Since the start of 2022, when terrorist attacks murdered over 19 Israelis, Jewish students in Israel have become fearful of coming to campus. More than ever before, in Israel, tensions are boiling over between Jewish and Arab students. Recently at Betzalel Academy of Arts and Design, an Arab student praised one of the Bnei Brak terrorists on social media. Similarly, at Hebrew University Mount Scopus, anti-Israel students screamed violent slurs to “expel the Zionists” and “hang the traitors” during protests. Jewish students were astonished by the school’s failure to reprimand these students. According to a Hebrew University Mount Scopus student, the university’s vice president asked police officers at a protest to leave “so that the atmosphere does not heat up.”

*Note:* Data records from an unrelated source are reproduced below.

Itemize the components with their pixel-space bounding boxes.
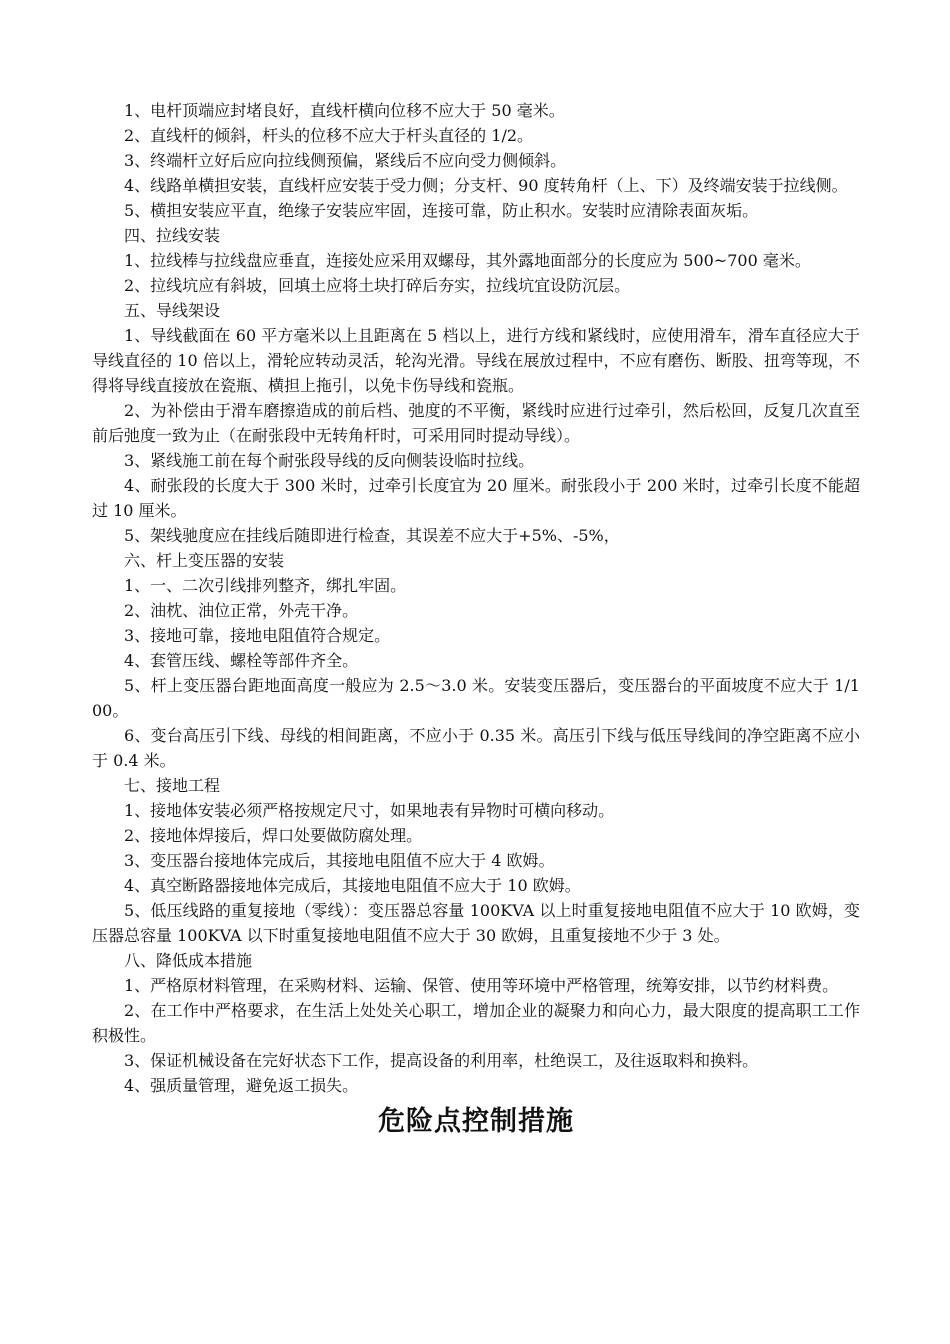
list-item: 2、拉线坑应有斜坡，回填土应将土块打碎后夯实，拉线坑宜设防沉层。 — [124, 276, 631, 295]
list-item: 6、变台高压引下线、母线的相间距离，不应小于 0.35 米。高压引下线与低压导线间的净空距离不应小于 0.4 米。 — [92, 726, 860, 770]
list-item: 5、低压线路的重复接地（零线）：变压器总容量 100KVA 以上时重复接地电阻值不应大于 10 欧姆，变压器总容量 100KVA 以下时重复接地电阻值不应大于 30 欧姆，且重复接地不少于 3 处。 — [92, 901, 860, 945]
list-item: 4、强质量管理，避免返工损失。 — [124, 1076, 359, 1095]
list-item: 1、严格原材料管理，在采购材料、运输、保管、使用等环境中严格管理，统筹安排，以节约材料费。 — [124, 976, 839, 995]
list-item: 3、终端杆立好后应向拉线侧预偏，紧线后不应向受力侧倾斜。 — [124, 151, 567, 170]
list-item: 1、拉线棒与拉线盘应垂直，连接处应采用双螺母，其外露地面部分的长度应为 500~700 毫米。 — [124, 251, 811, 270]
list-item: 3、接地可靠，接地电阻值符合规定。 — [124, 626, 391, 645]
list-item: 2、直线杆的倾斜，杆头的位移不应大于杆头直径的 1/2。 — [124, 126, 534, 145]
list-item: 2、接地体焊接后，焊口处要做防腐处理。 — [124, 826, 423, 845]
list-item: 1、一、二次引线排列整齐，绑扎牢固。 — [124, 576, 407, 595]
list-item: 1、电杆顶端应封堵良好，直线杆横向位移不应大于 50 毫米。 — [124, 101, 565, 120]
section-heading: 八、降低成本措施 — [124, 951, 253, 970]
section-heading: 七、接地工程 — [124, 776, 221, 795]
list-item: 3、保证机械设备在完好状态下工作，提高设备的利用率，杜绝误工，及往返取料和换料。 — [124, 1051, 759, 1070]
list-item: 3、紧线施工前在每个耐张段导线的反向侧装设临时拉线。 — [124, 451, 535, 470]
list-item: 4、套管压线、螺栓等部件齐全。 — [124, 651, 359, 670]
document-page — [92, 98, 860, 1140]
list-item: 4、耐张段的长度大于 300 米时，过牵引长度宜为 20 厘米。耐张段小于 200 米时，过牵引长度不能超过 10 厘米。 — [92, 476, 860, 520]
section-heading: 六、杆上变压器的安装 — [124, 551, 285, 570]
list-item: 4、真空断路器接地体完成后，其接地电阻值不应大于 10 欧姆。 — [124, 876, 581, 895]
document-body — [92, 98, 860, 1098]
list-item: 2、油枕、油位正常，外壳干净。 — [124, 601, 359, 620]
list-item: 4、线路单横担安装，直线杆应安装于受力侧；分支杆、90 度转角杆（上、下）及终端安装于拉线侧。 — [124, 176, 848, 195]
list-item: 5、杆上变压器台距地面高度一般应为 2.5～3.0 米。安装变压器后，变压器台的平面坡度不应大于 1/100。 — [92, 676, 860, 720]
next-section-title: 危险点控制措施 — [378, 1106, 574, 1137]
section-heading: 五、导线架设 — [124, 301, 221, 320]
section-heading: 四、拉线安装 — [124, 226, 221, 245]
list-item: 5、架线驰度应在挂线后随即进行检查，其误差不应大于+5%、-5%， — [124, 526, 620, 545]
list-item: 1、接地体安装必须严格按规定尺寸，如果地表有异物时可横向移动。 — [124, 801, 615, 820]
list-item: 2、在工作中严格要求，在生活上处处关心职工，增加企业的凝聚力和向心力，最大限度的提高职工工作积极性。 — [92, 1001, 860, 1045]
list-item: 2、为补偿由于滑车磨擦造成的前后档、弛度的不平衡，紧线时应进行过牵引，然后松回，反复几次直至前后弛度一致为止（在耐张段中无转角杆时，可采用同时提动导线）。 — [92, 401, 860, 445]
list-item: 5、横担安装应平直，绝缘子安装应牢固，连接可靠，防止积水。安装时应清除表面灰垢。 — [124, 201, 759, 220]
list-item: 1、导线截面在 60 平方毫米以上且距离在 5 档以上，进行方线和紧线时，应使用滑车，滑车直径应大于导线直径的 10 倍以上，滑轮应转动灵活，轮沟光滑。导线在展放过程中，不应有磨伤、断股、扭弯等现，不得将导线直接放在瓷瓶、横担上拖引，以免卡伤导线和瓷瓶。 — [92, 326, 860, 395]
list-item: 3、变压器台接地体完成后，其接地电阻值不应大于 4 欧姆。 — [124, 851, 555, 870]
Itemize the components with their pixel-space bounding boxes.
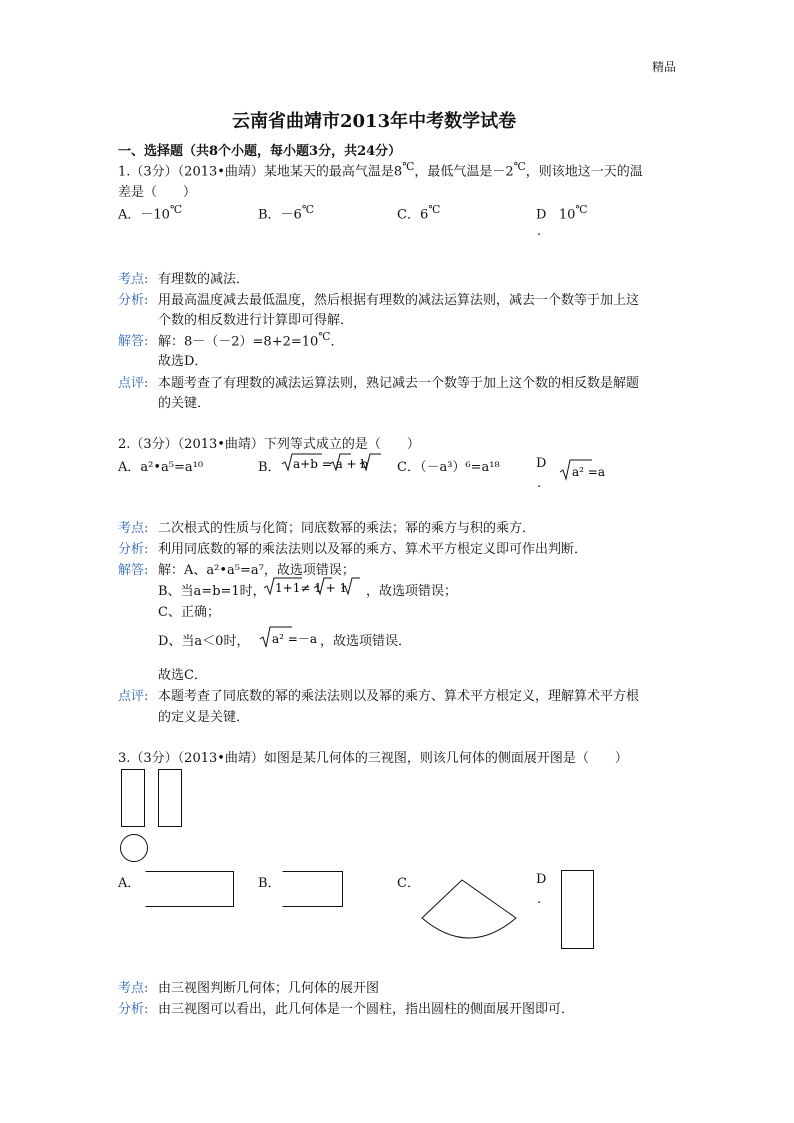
q1-jieda-line1 bbox=[158, 330, 343, 349]
q2-jieda-line3: C、正确； bbox=[158, 605, 220, 620]
q1-option-c-text: C．6 bbox=[397, 207, 429, 223]
q2-jieda-line4b: ，故选项错误． bbox=[320, 634, 412, 649]
q1-unit-2: ℃ bbox=[513, 160, 526, 173]
q2-jieda-line2a: B、当a=b=1时， bbox=[158, 584, 266, 599]
q2-option-b-formula bbox=[280, 450, 388, 474]
q2-option-d[interactable]: D bbox=[536, 456, 547, 471]
front-view-rectangle bbox=[122, 770, 145, 827]
q3-option-d-dot: . bbox=[537, 892, 542, 907]
q1-option-d-label: D bbox=[536, 207, 547, 223]
q1-option-b-unit: ℃ bbox=[301, 203, 314, 216]
q3-option-a[interactable]: A． bbox=[118, 876, 141, 891]
q3-option-a-figure bbox=[145, 868, 239, 910]
q3-option-c[interactable]: C． bbox=[397, 876, 420, 891]
q2-option-b[interactable] bbox=[258, 456, 281, 475]
q1-option-b[interactable] bbox=[258, 203, 314, 222]
q2-option-d-dot: . bbox=[537, 476, 542, 491]
q2-jieda-label: 解答: bbox=[118, 563, 149, 578]
q1-dianping-line1: 本题考查了有理数的减法运算法则，熟记减去一个数等于加上这个数的相反数是解题 bbox=[158, 376, 640, 391]
q3-kaodian: 由三视图判断几何体；几何体的展开图 bbox=[158, 981, 380, 996]
option-d-rectangle bbox=[562, 871, 594, 949]
q2-jieda-line5: 故选C． bbox=[158, 668, 207, 683]
q3-fenxi-label: 分析: bbox=[118, 1002, 149, 1017]
q3-kaodian-label: 考点: bbox=[118, 981, 149, 996]
q1-option-c[interactable] bbox=[397, 203, 440, 222]
q2-jieda-line2b: ，故选项错误； bbox=[366, 584, 458, 599]
q3-option-c-figure bbox=[418, 878, 522, 944]
q1-option-d-unit: ℃ bbox=[575, 203, 588, 216]
q2-dianping-line1: 本题考查了同底数的幂的乘法法则以及幂的乘方、算术平方根定义，理解算术平方根 bbox=[158, 689, 640, 704]
q3-option-b-figure bbox=[282, 868, 348, 910]
q2-stem: 2.（3分）（2013•曲靖）下列等式成立的是（ ） bbox=[118, 437, 420, 452]
page-title: 云南省曲靖市2013年中考数学试卷 bbox=[232, 111, 517, 132]
option-c-sector bbox=[422, 880, 516, 938]
q1-option-d[interactable] bbox=[536, 203, 588, 222]
q1-kaodian: 有理数的减法． bbox=[158, 272, 250, 287]
q2-option-b-label: B． bbox=[258, 460, 281, 475]
q1-unit-1: ℃ bbox=[402, 160, 415, 173]
q1-jieda-end: ． bbox=[330, 334, 344, 350]
q1-jieda-text: 解：8－（－2）=8+2=10 bbox=[158, 334, 319, 350]
q2-jieda-formula-b bbox=[262, 574, 364, 598]
q1-option-a[interactable] bbox=[118, 203, 182, 222]
q1-stem-part2: ，最低气温是－2 bbox=[414, 164, 514, 180]
q1-jieda-line2: 故选D． bbox=[158, 354, 208, 369]
q2-kaodian: 二次根式的性质与化简；同底数幂的乘法；幂的乘方与积的乘方． bbox=[158, 521, 536, 536]
q1-option-b-text: B．－6 bbox=[258, 207, 302, 223]
q1-dianping-label: 点评: bbox=[118, 376, 149, 391]
q2-fenxi-label: 分析: bbox=[118, 542, 149, 557]
q1-jieda-unit: ℃ bbox=[318, 330, 331, 343]
q1-option-d-text: 10 bbox=[558, 207, 576, 223]
q1-dianping-line2: 的关键． bbox=[158, 396, 211, 411]
option-a-shape bbox=[146, 872, 234, 907]
q2-dianping-line2: 的定义是关键． bbox=[158, 710, 250, 725]
q3-three-view-figure bbox=[118, 768, 188, 866]
q2-jieda-line4a: D、当a＜0时， bbox=[158, 634, 250, 649]
option-b-shape bbox=[283, 872, 343, 907]
q1-kaodian-label: 考点: bbox=[118, 272, 149, 287]
q1-fenxi-line2: 个数的相反数进行计算即可得解． bbox=[158, 313, 354, 328]
q1-stem-part1: 1.（3分）（2013•曲靖）某地某天的最高气温是8 bbox=[118, 164, 403, 180]
q2-dianping-label: 点评: bbox=[118, 689, 149, 704]
q2-jieda-line1: 解：A、a²•a⁵=a⁷，故选项错误； bbox=[158, 563, 355, 578]
q3-stem: 3.（3分）（2013•曲靖）如图是某几何体的三视图，则该几何体的侧面展开图是（ ） bbox=[118, 751, 628, 766]
q1-option-d-dot: . bbox=[537, 224, 542, 239]
q1-stem-part3: ，则该地这一天的温 bbox=[525, 164, 643, 180]
top-view-circle bbox=[121, 835, 148, 862]
q2-option-c[interactable]: C．（－a³）⁶=a¹⁸ bbox=[397, 460, 500, 475]
q2-option-d-expr: a² =a bbox=[572, 465, 605, 479]
q1-fenxi-line1: 用最高温度减去最低温度，然后根据有理数的减法运算法则，减去一个数等于加上这 bbox=[158, 293, 640, 308]
q2-jieda-expr-b: 1+1≠ 1 + 1 bbox=[275, 581, 348, 595]
q3-option-d[interactable]: D bbox=[536, 872, 547, 887]
q3-option-b[interactable]: B． bbox=[258, 876, 281, 891]
q3-fenxi: 由三视图可以看出，此几何体是一个圆柱，指出圆柱的侧面展开图即可． bbox=[158, 1002, 575, 1017]
q2-jieda-formula-d bbox=[258, 622, 320, 650]
q1-stem-line2: 差是（ ） bbox=[118, 185, 197, 200]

At an event dedicated to Nakba Day at Tel-Aviv University, three Arab students were arrested for attacking pro-Israel activists. At Ben-Gurion University, a Druze student was banned from bringing an Israeli flag; a ban, he alleged, was ordered by the university administration. The same institution took no action against a student who posted “Death to Israel” on social media. It is becoming apparent that anti-Israel students are establishing themselves on Israeli campuses, destroying a sense of balance between Jewish and Arab students. Without university action to curb violent incitement, students will feel scared to be on campus. Even in Israel, it is frightening to think that Jewish students are terrified to voice their opinions for fear of retaliation.
It is more crucial than ever to stand united against those who seek the destruction of Israel. The Jewish people have constantly been subjected to the same persecution regardless of political ideology. Today in the United States and Israel, anti-Semites are feeling complacent about attacking Jews or Jewish representation as a way to promote their anti-Semitic ideology. As Dara Horn, author of “People Love Dead Jews,” reminds us, “The freedoms that we cherish are meaningless without our commitment to one another.” As a people, we know very clearly in history not to entrust our fate to other nations. The Jewish people need to show our enemies that we are not a force to be reckoned with to preserve our existence and continuity in the world.